Para cada CP do Grupo 1, inicialmente foi feita a obtenção do comprimento de patência com a lima #10 e, a partir de então, foi empregada a lima Protaper Next® X1 (017.04) ao longo da via do canal, em uma ou duas passagens, até se atingir o comprimento de trabalho determinado em um milímetro aquém do forame. Sempre que se encontrava algum tipo de resistência à penetração da lima, ela era removida, limpa com uma gaze esterilizada, e o canal irrigado, realizando-se a manutenção da patência com a lima #10. Logo após, foi utilizada a lima Protaper Next® X2 (025.06), exatamente como foi descrito para a lima Protaper Next X1, até que o comprimento de trabalho fosse atingido de forma passiva. Durante o uso de cada lima, o canal radicular foi irrigado com cinco mililitros de NaOCl 2,5%, totalizando 10 mL dessa substância.
No grupo 2, o comprimento de trabalho foi determinado no limite do forame, empregando-se o mesmo protocolo do grupo 1.
Utilizou-se o mesmo protocolo dos grupos anteriores para o Grupo 3, obedecendo-se ao limite de instrumentação em um milímetro além do forame.
Para os grupos 4, 5 e 6, foram utilizados, respectivamente, os mesmos limites de instrumentação dos grupos 1, 2 e 3, tendo como protocolo de instrumentação as limas WaveOne®Gold PRIMARY (025.07), obedecendo-se às recomendações do fabricante, com movimentos suaves e curtos (com dois a três milímetros de amplitude) em direção apical, para avançar passivamente o instrumento, mantendo a trajetória do canal radicular.
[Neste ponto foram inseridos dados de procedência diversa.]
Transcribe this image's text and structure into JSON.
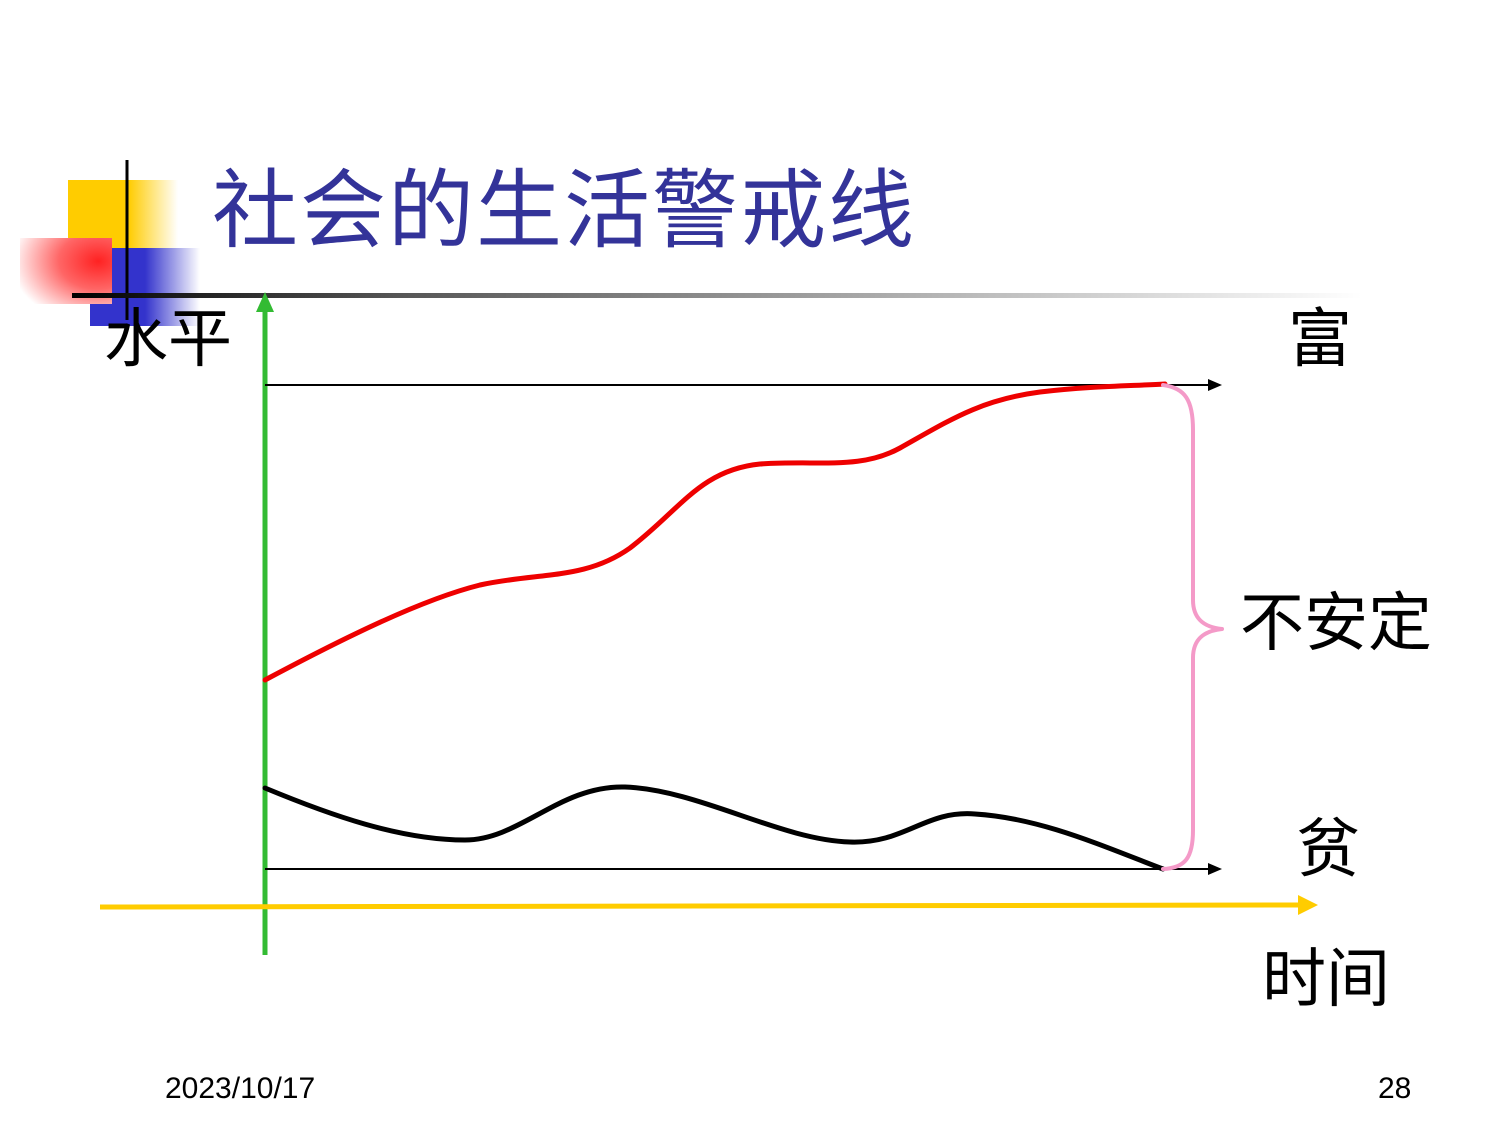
{
  "slide": {
    "title": "社会的生活警戒线",
    "footer": {
      "date": "2023/10/17",
      "page_number": "28"
    }
  },
  "diagram": {
    "y_axis_label": "水平",
    "x_axis_label": "时间",
    "top_line_label": "富",
    "bottom_line_label": "贫",
    "range_label": "不安定"
  },
  "colors": {
    "title": "#333399",
    "y_axis": "#33BB33",
    "x_axis": "#FFCC00",
    "rich_curve": "#EE0000",
    "poor_curve": "#000000",
    "brace": "#F49AC8",
    "deco_yellow": "#FFCC00",
    "deco_red": "#FF3333",
    "deco_blue": "#3333CC"
  }
}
Ao remover a lima, foi feito o pincelamento das paredes do canal radicular, com o próprio instrumento. A limpeza da lima com gaze esterilizada era sempre feita após cada ampliação, juntamente com a manutenção da patência com a lima #10 e irrigação do canal. A irrigação foi realizada com um total de 10 mL de NaOCl 2,5%.
Os Grupos 7, 8, 9, 10, 11 e 12 seguiram, respectivamente, os mesmos protocolos dos Grupos de 1 a 6, alterando-se apenas a substância irrigadora, que, nesses grupos, foi o cloreto de sódio 0,9%.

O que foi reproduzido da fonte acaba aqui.